Explaining the behavior of LLMs, are interventions the way to go?
Given the impressive performance and widespread adoption of large language models (LLMs), there is a pressing need to explain how these systems work and what information they use for their predictions. This would not only allow us to better predict and control their behavior, thereby increasing their trustworthiness, but also help gain insight into the internal processes underlying linguistic behavior in LLMs.
In the technical literature (e.g. Meng et al., 2022), these questions have been approached through interventions: applying small edits to the internal weights or activations of the network in order to change the output. The hope is that these interventions not only help to control the behavior of the system–for example by fixing incorrect predictions–but also provide causal explanations, in the sense that the target of the intervention plays a causal role in a particular decision process. While the link is rarely explicitly made, this sounds similar to Woodward’s interventionist account of causal explanation (2005).
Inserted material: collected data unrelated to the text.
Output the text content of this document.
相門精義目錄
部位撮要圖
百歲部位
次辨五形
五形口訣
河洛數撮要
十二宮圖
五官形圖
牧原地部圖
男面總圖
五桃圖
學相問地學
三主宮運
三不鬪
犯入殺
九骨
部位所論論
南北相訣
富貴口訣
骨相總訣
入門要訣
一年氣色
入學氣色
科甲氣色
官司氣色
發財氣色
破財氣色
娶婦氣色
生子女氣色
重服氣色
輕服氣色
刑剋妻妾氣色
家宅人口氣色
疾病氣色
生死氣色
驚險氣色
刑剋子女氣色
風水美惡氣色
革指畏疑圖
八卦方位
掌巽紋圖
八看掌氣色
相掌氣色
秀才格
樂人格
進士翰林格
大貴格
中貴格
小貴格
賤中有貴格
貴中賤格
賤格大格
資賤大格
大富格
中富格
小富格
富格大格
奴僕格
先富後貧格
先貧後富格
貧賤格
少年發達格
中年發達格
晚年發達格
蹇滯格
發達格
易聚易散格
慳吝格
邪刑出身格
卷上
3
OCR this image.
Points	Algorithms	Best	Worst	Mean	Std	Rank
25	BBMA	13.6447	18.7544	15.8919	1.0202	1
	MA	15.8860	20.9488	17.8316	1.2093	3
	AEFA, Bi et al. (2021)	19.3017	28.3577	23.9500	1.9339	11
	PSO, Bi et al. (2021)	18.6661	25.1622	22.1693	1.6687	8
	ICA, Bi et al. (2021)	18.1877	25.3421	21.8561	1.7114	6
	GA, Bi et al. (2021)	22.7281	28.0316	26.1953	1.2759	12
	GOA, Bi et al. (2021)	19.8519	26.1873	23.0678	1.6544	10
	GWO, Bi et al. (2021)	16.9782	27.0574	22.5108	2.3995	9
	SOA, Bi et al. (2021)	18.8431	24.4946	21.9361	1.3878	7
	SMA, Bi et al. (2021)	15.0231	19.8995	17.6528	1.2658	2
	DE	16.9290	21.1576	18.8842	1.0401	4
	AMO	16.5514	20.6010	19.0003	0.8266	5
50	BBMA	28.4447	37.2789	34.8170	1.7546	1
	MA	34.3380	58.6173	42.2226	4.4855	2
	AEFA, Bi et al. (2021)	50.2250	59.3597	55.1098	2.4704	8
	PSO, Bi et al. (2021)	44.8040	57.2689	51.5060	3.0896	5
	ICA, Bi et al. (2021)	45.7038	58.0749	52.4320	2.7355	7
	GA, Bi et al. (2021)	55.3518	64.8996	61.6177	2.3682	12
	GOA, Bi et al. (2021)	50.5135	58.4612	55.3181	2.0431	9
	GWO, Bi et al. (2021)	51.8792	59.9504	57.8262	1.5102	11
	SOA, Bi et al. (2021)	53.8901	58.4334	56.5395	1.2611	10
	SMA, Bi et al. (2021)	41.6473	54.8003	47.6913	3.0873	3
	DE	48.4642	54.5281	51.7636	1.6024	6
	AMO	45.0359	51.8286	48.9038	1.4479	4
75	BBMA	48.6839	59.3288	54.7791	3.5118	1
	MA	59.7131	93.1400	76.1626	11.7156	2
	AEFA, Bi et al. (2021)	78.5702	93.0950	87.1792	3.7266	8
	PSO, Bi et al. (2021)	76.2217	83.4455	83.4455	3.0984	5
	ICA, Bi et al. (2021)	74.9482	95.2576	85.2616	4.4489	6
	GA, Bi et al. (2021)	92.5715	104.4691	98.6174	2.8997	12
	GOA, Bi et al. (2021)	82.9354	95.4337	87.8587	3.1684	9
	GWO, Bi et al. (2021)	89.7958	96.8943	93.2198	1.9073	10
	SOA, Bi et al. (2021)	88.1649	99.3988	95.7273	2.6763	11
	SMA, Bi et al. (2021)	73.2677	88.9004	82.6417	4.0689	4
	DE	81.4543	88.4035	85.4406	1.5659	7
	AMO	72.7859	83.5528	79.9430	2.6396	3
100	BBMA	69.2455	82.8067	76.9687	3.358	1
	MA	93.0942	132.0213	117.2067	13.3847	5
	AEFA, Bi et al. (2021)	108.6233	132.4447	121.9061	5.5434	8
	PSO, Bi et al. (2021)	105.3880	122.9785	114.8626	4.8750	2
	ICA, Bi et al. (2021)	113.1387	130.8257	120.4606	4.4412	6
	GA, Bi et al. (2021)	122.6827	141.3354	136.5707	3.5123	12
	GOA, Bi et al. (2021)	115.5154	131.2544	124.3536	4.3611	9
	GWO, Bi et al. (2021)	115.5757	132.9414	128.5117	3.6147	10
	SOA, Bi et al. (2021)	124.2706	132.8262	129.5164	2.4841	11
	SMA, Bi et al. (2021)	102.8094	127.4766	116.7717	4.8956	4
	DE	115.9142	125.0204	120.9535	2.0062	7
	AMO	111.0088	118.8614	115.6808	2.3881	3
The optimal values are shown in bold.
Specifically, Woodward claims that X is a direct cause of Y iff there is a possible intervention on X that changes Y. Moreover, this intervention should be surgical: it should only change the value of Y and other variables on the causal path between X and Y. If an intervention meets these constraints, it can be considered to identify causes of Y.
In this contribution, I argue that interventions as applied in machine learning do not meet Woodward’s constraint of being surgical, due to the fact that neural networks have distributed representations. As interventions are likely to change other causal paths, in addition to the target, they are not guaranteed to identify the actual causes of a particular behavior (see also Grimsley et al., 2020). While interventions might still be promising for changing the behavior of the system, I thus argue that they should not be used for causal explanations. As an alternative, I propose to take inspiration from explanation in cognitive science, specifically cognitive modeling, in which interventions are combined with more robust hypothesis-building and development of causal models of the presumed underlying processes in a particular system.
References:
Grimsley, C., Mayfield, E., & Bursten, J. R. S. (2020). Why Attention is Not Explanation: Surgical Intervention and Causal Reasoning about Neural Models. Proceedings of the 12th Conference on Language Resources and Evaluation, 1780–1790.
Meng, K., Bau, D., Andonian, A., & Belinkov, Y. (2022). Locating and Editing Factual Associations in GPT (arXiv:2202.05262). arXiv. http://arxiv.org/abs/2202.05262
Woodward, J. (2005). Making Things Happen: A Theory of Causal Explanation. Oxford University Press, USA.